Feb. 10 vs. New York Islanders at Capital One Arena
Time: 7:00 p.m.
Radio: Capitals Radio 24/7, 106.7 FAN
New York Islanders 31-16-6
Washington Capitals 36-14-5
The Caps' four-game homestand concludes on Monday night when they host the New York Islanders in the final regular season meeting between the two Metropolitan Division rivals. The Caps have taken two of the first three games from the Isles this season, winning on each of their visits to Long Island.
Through the first two months of the season - essentially the first third of the season - the Caps forged a 19-4-5 mark, second in the league to that point of the season, trailing only Boston.

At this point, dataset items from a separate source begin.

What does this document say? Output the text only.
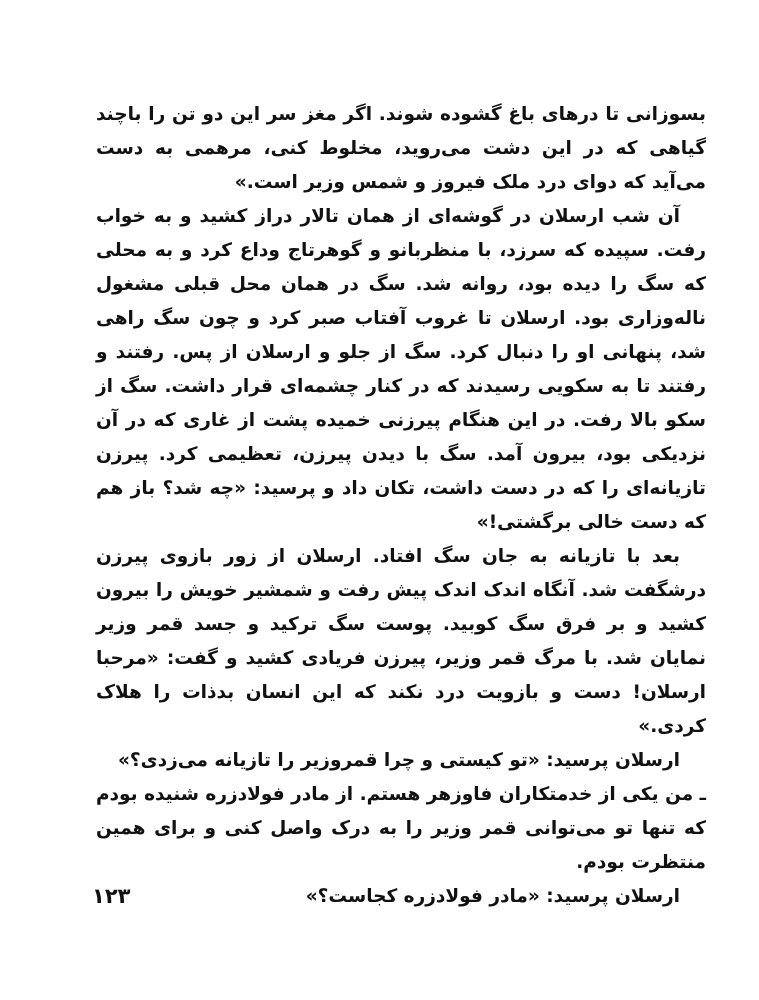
بسوزانی تا درهای باغ گشوده شوند. اگر مغز سر این دو تن را باچند گیاهی که در این دشت می‌روید، مخلوط کنی، مرهمی به دست می‌آید که دوای درد ملک فیروز و شمس وزیر است.»

آن شب ارسلان در گوشه‌ای از همان تالار دراز کشید و به خواب رفت. سپیده که سرزد، با منظربانو و گوهرتاج وداع کرد و به محلی که سگ را دیده بود، روانه شد. سگ در همان محل قبلی مشغول ناله‌وزاری بود. ارسلان تا غروب آفتاب صبر کرد و چون سگ راهی شد، پنهانی او را دنبال کرد. سگ از جلو و ارسلان از پس. رفتند و رفتند تا به سکویی رسیدند که در کنار چشمه‌ای قرار داشت. سگ از سکو بالا رفت. در این هنگام پیرزنی خمیده پشت از غاری که در آن نزدیکی بود، بیرون آمد. سگ با دیدن پیرزن، تعظیمی کرد. پیرزن تازیانه‌ای را که در دست داشت، تکان داد و پرسید: «چه شد؟ باز هم که دست خالی برگشتی!»

بعد با تازیانه به جان سگ افتاد. ارسلان از زور بازوی پیرزن درشگفت شد. آنگاه اندک اندک پیش رفت و شمشیر خویش را بیرون کشید و بر فرق سگ کوبید. پوست سگ ترکید و جسد قمر وزیر نمایان شد. با مرگ قمر وزیر، پیرزن فریادی کشید و گفت: «مرحبا ارسلان! دست و بازویت درد نکند که این انسان بدذات را هلاک کردی.»

ارسلان پرسید: «تو کیستی و چرا قمروزیر را تازیانه می‌زدی؟»

ـ من یکی از خدمتکاران فاوزهر هستم. از مادر فولادزره شنیده بودم که تنها تو می‌توانی قمر وزیر را به درک واصل کنی و برای همین منتظرت بودم.

ارسلان پرسید: «مادر فولادزره کجاست؟»

۱۲۳
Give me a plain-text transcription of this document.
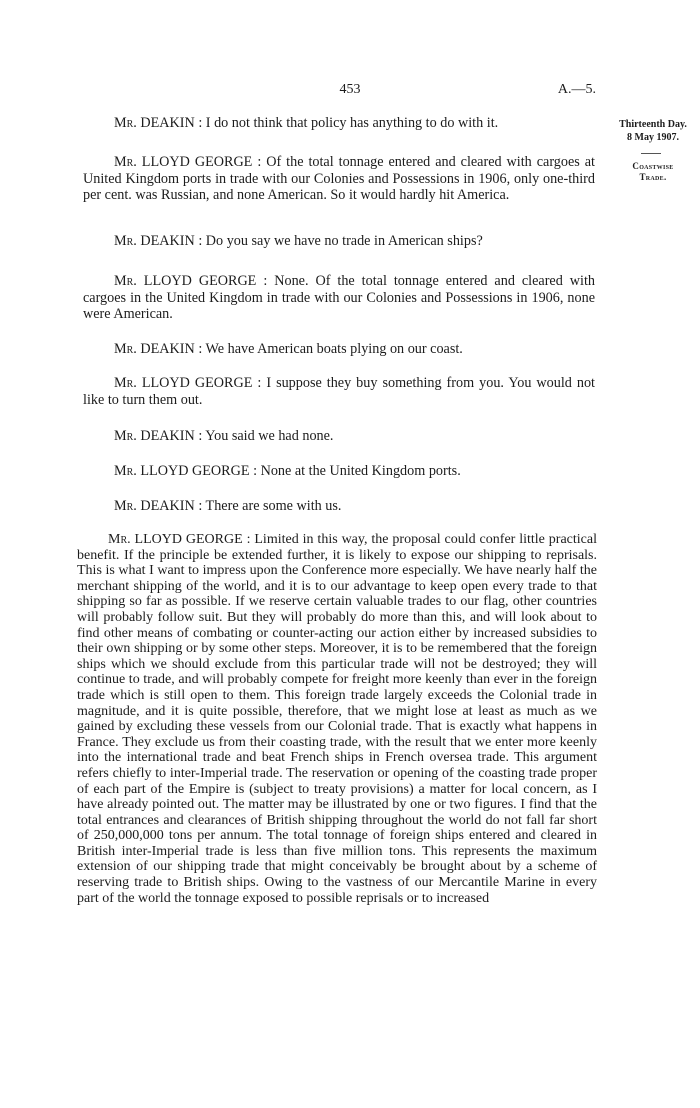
453	A.—5.
Thirteenth Day.
8 May 1907.
Coastwise
Trade.

Mr. DEAKIN : I do not think that policy has anything to do with it.

Mr. LLOYD GEORGE : Of the total tonnage entered and cleared with cargoes at United Kingdom ports in trade with our Colonies and Possessions in 1906, only one-third per cent. was Russian, and none American. So it would hardly hit America.

Mr. DEAKIN : Do you say we have no trade in American ships?

Mr. LLOYD GEORGE : None. Of the total tonnage entered and cleared with cargoes in the United Kingdom in trade with our Colonies and Possessions in 1906, none were American.

Mr. DEAKIN : We have American boats plying on our coast.

Mr. LLOYD GEORGE : I suppose they buy something from you. You would not like to turn them out.

Mr. DEAKIN : You said we had none.

Mr. LLOYD GEORGE : None at the United Kingdom ports.

Mr. DEAKIN : There are some with us.

Mr. LLOYD GEORGE : Limited in this way, the proposal could confer little practical benefit. If the principle be extended further, it is likely to expose our shipping to reprisals. This is what I want to impress upon the Conference more especially. We have nearly half the merchant shipping of the world, and it is to our advantage to keep open every trade to that shipping so far as possible. If we reserve certain valuable trades to our flag, other countries will probably follow suit. But they will probably do more than this, and will look about to find other means of combating or counter-acting our action either by increased subsidies to their own shipping or by some other steps. Moreover, it is to be remembered that the foreign ships which we should exclude from this particular trade will not be destroyed; they will continue to trade, and will probably compete for freight more keenly than ever in the foreign trade which is still open to them. This foreign trade largely exceeds the Colonial trade in magnitude, and it is quite possible, therefore, that we might lose at least as much as we gained by excluding these vessels from our Colonial trade. That is exactly what happens in France. They exclude us from their coasting trade, with the result that we enter more keenly into the international trade and beat French ships in French oversea trade. This argument refers chiefly to inter-Imperial trade. The reservation or opening of the coasting trade proper of each part of the Empire is (subject to treaty provisions) a matter for local concern, as I have already pointed out. The matter may be illustrated by one or two figures. I find that the total entrances and clearances of British shipping throughout the world do not fall far short of 250,000,000 tons per annum. The total tonnage of foreign ships entered and cleared in British inter-Imperial trade is less than five million tons. This represents the maximum extension of our shipping trade that might conceivably be brought about by a scheme of reserving trade to British ships. Owing to the vastness of our Mercantile Marine in every part of the world the tonnage exposed to possible reprisals or to increased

Washington was fourth in the league with an average of 3.61 goals per game, and it was tied for 11th in the circuit with an average of 2.89 goals against per contest.
Both special teams were strong to that point of the season, too. The Caps' power play outfit clicked on 25.3 percent of their opportunities to rank fifth in the league, while the penalty kill was 12th with a kill rate of 83 percent. It's also worth noting here that Washington ranked fifth in the league with a "net" power play rate of 23 percent.
Through Saturday night's 7-2 home ice loss to the Flyers, the Caps have played 27 games since the end of November, and they've got 27 more ahead of them. Essentially, we're two-thirds of the way through now, so it's time to look at that middle third.
The Caps went 17-10-0 in those 27 games, the league's fifth best record (.630 points pct.) over that stretch. Two of the four teams ahead of them in the middle third of the season are fellow Metro Division occupants Pittsburgh (.759) and Columbus (.717). The other two teams are also from the Eastern Conference: Tampa Bay (.774) and Toronto (.643).
Over those last 27 games, Washington's rate of 3.52 goals per game ranks fourth while its 3.11 goals against per game is tied for 15th. Worth noting too, the top five teams in fewest goals against over that span are all from the Eastern Conference.
As for special teams, the Caps' power play ranked 29th with a 15.2 percent success rate. Even worse, when a spate of shorthanded goals against is factored in, Washington's "net" power play rating of 7.6 percent is last in the league over the middle third of the season.
Fortunately, the Caps' penalty killing corps has more than handled its end, ranking third with an impressive 85.1 percent kill rate. Washington's penalty killing prowess over the middle third kept the Caps' special teams index just over 100, at 100.3, but that's down from 108.3 in the first third.
Finding a way to boost the power play and improving their play in their own end are the areas where the Caps will seek to improve in the final third of the regular season, and both of those shortcomings were evident in Saturday's loss to Philadelphia.
The Caps aren't in danger of falling out of playoff contention; they've built enough standings equity that they could go .500 the rest of the way and still exceed 100 points. But the idea isn't to coast in, it's to be playing at your peak in as many areas of your game as possible as the playoffs approach. We can see that Washington has regressed in some aspects of its game, and that other clubs in its division and conference have closed the gap in the middle third of the campaign.
The first step of shoring things up over that final third is taking on the Islanders, and responding to Saturday night's debacle.
"It was not a good night," said Caps coach Todd Reirden after Saturday's game. "It's up to us to get away from the rink [Sunday], and be back, ready to play another divisional opponent and see what our response is. That's where we're at. It's an 82-game season, it's unacceptable, there is no way around saying that [Saturday's game] was good; it wasn't.
"Now, it's [about] what does our team do as a response? We've been good at responding in the past, but we'll see how it goes on Monday."
New York comes into town in fourth place in the Metro, nine points behind Washington. The Isles occupy the first wild-card spot in the Eastern Conference, and if the season were to end today, they would face the Capitals in the first round of the Stanley Cup playoffs. But with nearly two months of season remaining, the Isles are embroiled in a multi-team chase for playoff positioning, a battle that seems destined to leave a good team or two on the outside looking in.
The Islanders have been in a bit of a funk of their own recently. Since the turn of the calendar, New York has won six of 15 games (6-6-3), with only two of the victories coming against teams currently in the playoff picture (a 1-0 win over Colorado and a 4-3 overtime win over Dallas, both at home).
New York and Washington last met just over three weeks ago on Long Island. Down 4-1 to the Isles at the start of the third, the Caps roared from behind with a five-goal third period to claim a 6-4 win over the Isles in Washington's final game before its midseason break. Both the Caps (3-3-0) and the Islanders (2-2-0) have played .500 hockey since returning from break.
Most recently, the Islanders dropped a 3-1 Saturday night decision to the Lightning in Tampa. That game started a two-game trip for the Isles, a journey that concludes on Monday in Washington. New York heads home to host Philadelphia on Tuesday, and then the Isles head out west for a four-game road trip.